Something strange has happened to Canada. We have forgotten that the modern country we take for granted was scratched and clawed out of often-inhospitable terrain by men and women who risked everything for a better life.

People and capital were assembled as a result of exploration and trade among citizens of many nations — including the First Nations. Our country is built on immigration, entrepreneurialism and resource development.

The Resource Industry Suppliers Association reflects that ongoing reality. Our more than 200 member companies across the country reflect the spirit that built modern Canada. Many got their start as entrepreneurial, locally based businesses run by people with dirt under their fingernails. Our membership base spans across the natural resource industry sectors and includes businesses and associations both large and small.

When resource projects create opportunities, their suppliers expand, one hard-won success at a time. They hire new people into good family-supporting jobs. When the energy sector contracts — as it is doing now — they have to make tough decisions to keep their companies alive, including laying off good people they have worked with for years.

Many such painful decisions have been made this year under the crushing weight of collapsing oil prices. The consequences are very real for thousands of families, and the extended implications will touch of millions of lives directly and indirectly. Canada is one of the world’s five largest producers of oil. Our oil exports contribute more than 20 per cent to Canada’s total annual merchandise exports. Resources are the foundation of our economy.

And yet, armchair critics insist on portraying the resource sector as an ideological concept rather than an economic and human reality. Perversely, some portray us as somehow villainous and alien, antithetical to the Canadian way of life rather than inseparable from it. As if we do not also care deeply about the environment, the very resource that is at the foundation of our members’ work.

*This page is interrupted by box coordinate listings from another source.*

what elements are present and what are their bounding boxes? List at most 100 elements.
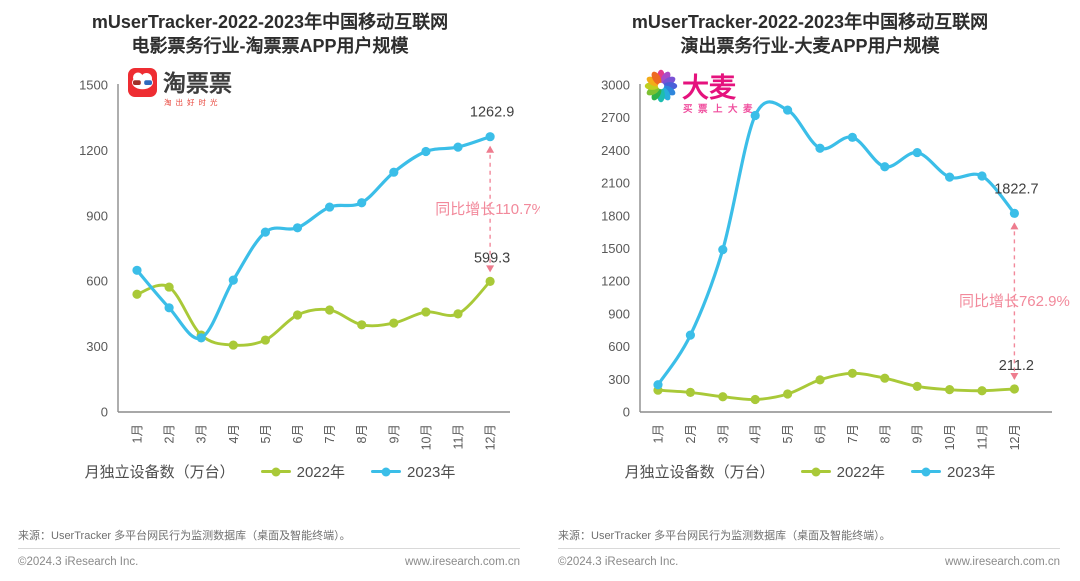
x-tick-label: 5月 [781,424,795,443]
x-tick-label: 6月 [814,424,828,443]
legend-item-2023: 2023年 [911,461,995,482]
series-line-2023年 [656,100,1016,387]
data-point [228,275,238,285]
source-note: 来源：UserTracker 多平台网民行为监测数据库（桌面及智能终端）。 [18,530,351,542]
data-point [912,381,922,391]
footer-divider [558,548,1060,549]
growth-annotation [1010,222,1019,380]
data-point [750,110,760,121]
data-point [389,318,399,328]
y-tick-label: 1500 [79,78,108,93]
data-point [945,385,955,395]
data-point [485,276,495,286]
unit-label: 月独立设备数（万台） [84,464,235,481]
taopiaopiao-logo-text: 淘票票 [163,70,232,96]
series-2023年 [132,132,495,343]
damai-logo-text: 大麦 [682,73,737,103]
panel-performance-ticketing: mUserTracker-2022-2023年中国移动互联网 演出票务行业-大麦… [540,0,1080,581]
taopiaopiao-logo-tagline: 淘出好时光 [164,97,222,107]
data-point [357,198,367,208]
y-tick-label: 2100 [601,176,630,191]
y-axis: 0 300 600 900 1200 1500 1800 2100 2400 2700 3000 [601,78,630,420]
x-tick-label: 7月 [846,424,860,443]
growth-label: 同比增长110.7% [435,201,540,218]
y-axis: 0 300 600 900 1200 1500 [79,78,108,420]
x-tick-label: 2月 [163,424,177,443]
x-tick-label: 9月 [387,424,401,443]
x-tick-label: 8月 [878,424,892,443]
source-note: 来源：UserTracker 多平台网民行为监测数据库（桌面及智能终端）。 [558,530,891,542]
x-tick-label: 12月 [484,424,498,450]
y-tick-label: 900 [608,306,630,321]
data-point [912,147,922,158]
data-point [718,392,728,402]
legend-label-2022: 2022年 [836,464,885,481]
data-point [325,305,335,315]
data-point [1009,384,1019,394]
chart-legend: 月独立设备数（万台） 2022年 2023年 [0,461,540,482]
x-tick-label: 7月 [323,424,337,443]
x-tick-label: 4月 [749,424,763,443]
x-tick-label: 5月 [259,424,273,443]
panel-movie-ticketing: mUserTracker-2022-2023年中国移动互联网 电影票务行业-淘票… [0,10,540,568]
chart-title: mUserTracker-2022-2023年中国移动互联网 演出票务行业-大麦… [540,10,1080,58]
chart-legend: 月独立设备数（万台） 2022年 2023年 [540,461,1080,482]
chart-title-line2: 电影票务行业-淘票票APP用户规模 [131,36,409,56]
data-point [847,132,857,142]
data-point [977,171,987,181]
y-tick-label: 0 [623,405,630,420]
data-point [453,309,463,319]
data-point [718,244,728,255]
series-2022年 [132,276,495,350]
chart-title: mUserTracker-2022-2023年中国移动互联网 电影票务行业-淘票… [0,10,540,58]
legend-dot-2022 [271,467,281,476]
data-point [485,132,495,142]
x-tick-label: 8月 [355,424,369,443]
damai-logo-tagline: 买票上大麦 [683,103,758,115]
website-text: www.iresearch.com.cn [404,556,520,568]
x-tick-label: 12月 [1008,424,1022,450]
data-point [164,303,174,313]
data-point [325,202,335,212]
footer: ©2024.3 iResearch Inc. www.iresearch.com… [18,556,520,568]
end-value-2023: 1822.7 [994,181,1038,197]
legend-label-2023: 2023年 [947,464,996,481]
legend-label-2023: 2023年 [407,464,456,481]
series-2023年 [653,100,1019,390]
data-point [260,227,270,237]
growth-annotation [486,145,495,273]
y-tick-label: 2700 [601,110,630,125]
legend-item-2022: 2022年 [260,461,345,482]
x-tick-label: 11月 [452,424,466,449]
data-point [750,394,760,405]
y-tick-label: 600 [86,274,108,289]
x-tick-label: 11月 [976,424,990,449]
series-line-2022年 [656,371,1016,401]
data-point [847,368,857,378]
line-chart-damai: 0 300 600 900 1200 1500 1800 2100 2400 2700 3000 1月… [601,69,1070,450]
series-line-2023年 [135,135,492,340]
unit-label: 月独立设备数（万台） [624,464,775,481]
data-point [685,330,695,340]
data-point [783,105,793,115]
arrow-up-icon [486,145,495,153]
legend-dot-2023 [381,467,391,476]
arrow-down-icon [486,265,495,273]
y-tick-label: 3000 [601,78,630,93]
chart-title-line2: 演出票务行业-大麦APP用户规模 [680,36,940,56]
legend-label-2022: 2022年 [296,464,345,481]
data-point [196,333,206,343]
growth-label: 同比增长762.9% [959,293,1070,310]
arrow-down-icon [1010,372,1019,380]
data-point [228,340,238,350]
y-tick-label: 1800 [601,208,630,223]
chart-title-line1: mUserTracker-2022-2023年中国移动互联网 [91,12,449,32]
data-point [945,172,955,182]
y-tick-label: 1200 [601,274,630,289]
x-tick-label: 1月 [131,424,145,443]
x-tick-label: 6月 [291,424,305,443]
x-axis-labels: 1月 2月 3月 4月 5月 6月 7月 8月 9月 10月 11月 12月 [652,424,1022,450]
legend-swatch-2023 [911,467,941,476]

They are wrong. The resource sector is not an abstract concept. It is us. All Canadians are the owners of our resources and the beneficiaries of our success.

Perhaps the most baffling example is the pipeline debate. Blocking the construction of pipelines is no different than blocking railways and roads that bring our lumber and grain to markets.

Opposing and delaying infrastructure that can get our collective national assets to higher-priced markets means leaving millions of dollars on the table every day. That money could build our country, provide education and health care, and strengthen the safety net for the most vulnerable among us.

For example, Kinder Morgan, in an application to the National Energy Board, has estimated that their Trans Mountain Expansion Project would increase GDP by $18 billion during construction and the first 20 years of operation. It would result in higher netbacks to producers of more than $60 billion, and almost $20 billion in federal and provincial taxes and royalties. This will result mostly from closing the persistent price gap between Western Canadian Select and similar heavy grades of crude oil that trade at higher prices on world markets. The present disparity costs Canada up to $50 million a day.

The benefits of accessing better-priced global markets for Canadian oil are significant at any time. But they are even more important in an era of diminished oil prices. The economic viability of many current and potential projects is now on the line as oil prices continue to slide. When the price of a barrel of oil is flirting with the price of production, the discount on Canadian crude matters even more.

Whether or not we build pipeline assets like the Trans Mountain Expansion Project is not just an abstract ideological debate. They are real decisions with real consequences for real Canadians — all of us. It’s time stop resting on our laurels, stop second-guessing the DNA of our country, and recapture the nation-building spirit that made Canada great.